Nope, when my mother was alive I could count on getting a shirt.

8) What one gift would you most like to receive this year? Do you think anyone will get it for you?
We usually have a Yankee Swap at Christmas.
  1. Participants bring one wrapped gift (typically within a predetermined price range) and places the gift in a pile/central location.
  2. Participants draw numbers to determine the order in which they go.
  3. The person who drew #1 goes first and must open a gift from the pile.
    • After taking your turn you must keep your gift out where other players can see it.
    • When it’s your turn if you touch a wrapped gift you have to open it.
  4. The person who drew #2 goes next and has the choice of taking the gift opened by #1 or selecting an unopened gift. If #1's gift is taken player #1 must open another gift from the pile.
  5. The person who drew #3 goes next and can either take #1's gift, or take #2's gift, or open a gift.

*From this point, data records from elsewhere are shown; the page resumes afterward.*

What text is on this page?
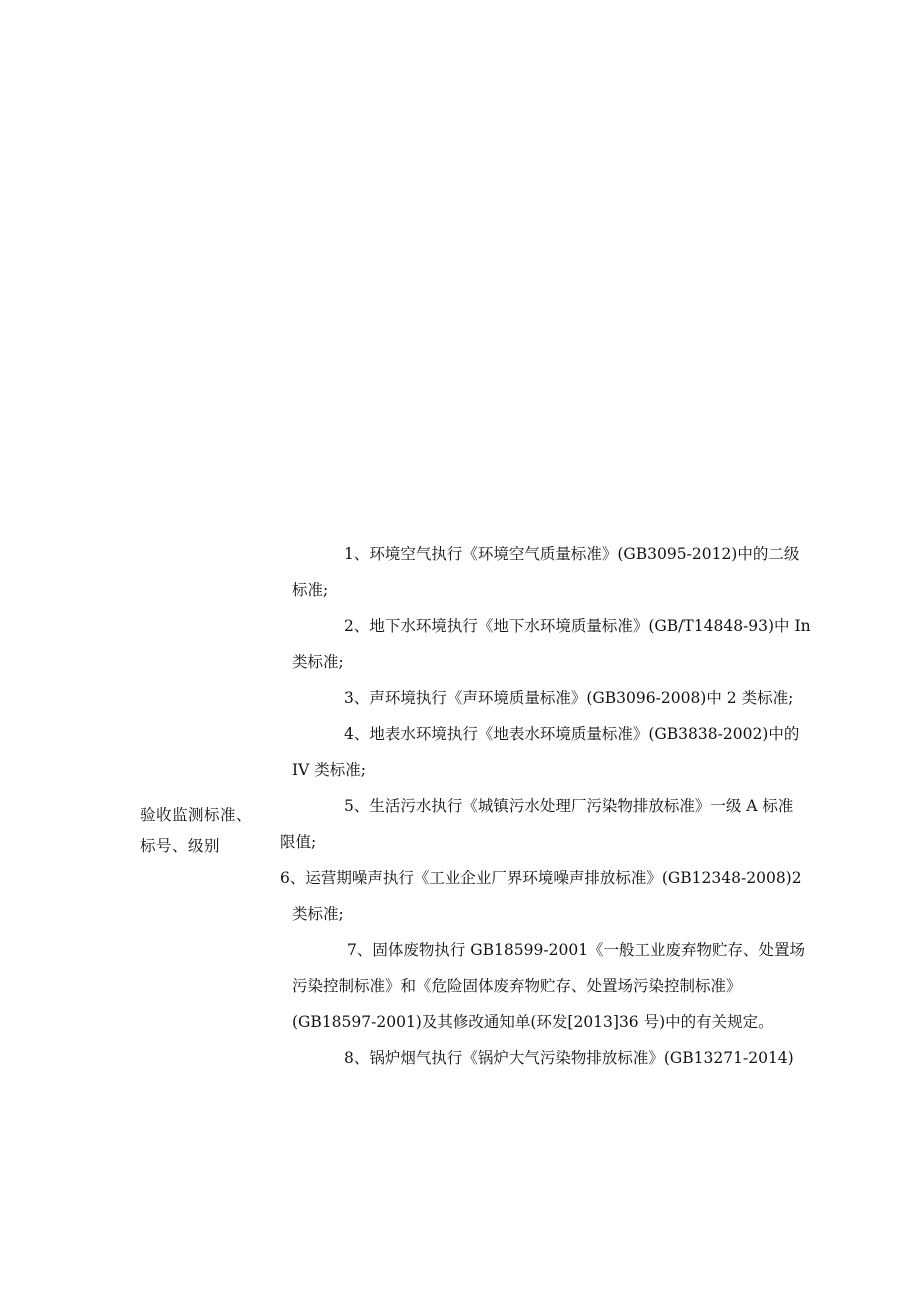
验收监测标准、
标号、级别
1、环境空气执行《环境空气质量标准》(GB3095-2012)中的二级
标准;
2、地下水环境执行《地下水环境质量标准》(GB/T14848-93)中 In
类标准;
3、声环境执行《声环境质量标准》(GB3096-2008)中 2 类标准;
4、地表水环境执行《地表水环境质量标准》(GB3838-2002)中的
IV 类标准;
5、生活污水执行《城镇污水处理厂污染物排放标准》一级 A 标准
限值;
6、运营期噪声执行《工业企业厂界环境噪声排放标准》(GB12348-2008)2
类标准;
7、固体废物执行 GB18599-2001《一般工业废弃物贮存、处置场
污染控制标准》和《危险固体废弃物贮存、处置场污染控制标准》
(GB18597-2001)及其修改通知单(环发[2013]36 号)中的有关规定。
8、锅炉烟气执行《锅炉大气污染物排放标准》(GB13271-2014)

  6. If player #3 takes an opened gift from player #1 or #2 then that player who is now giftless has the option of taking the other gift that was opened or opening a wrapped gift (they cannot take player #3's gift -- see rule 8).
  7. Play continues as such with players either taking/swapping a gift or opening one.
  8. When a gift is opened the round is over (you can't decide you don't like what you opened and decide to swap for something else).
  9. Any single gift can only be swapped once per round.
  10. Once the round for the highest numbered player has completed player #1 can swap gifts with any other player (for this final round there is no futher swapping after that).

9) This time of year is big for charitable fundraising. Here's your chance to plug a cause or organization that's near and dear to you.
True Colors, a sexual minority youth and family Service agency.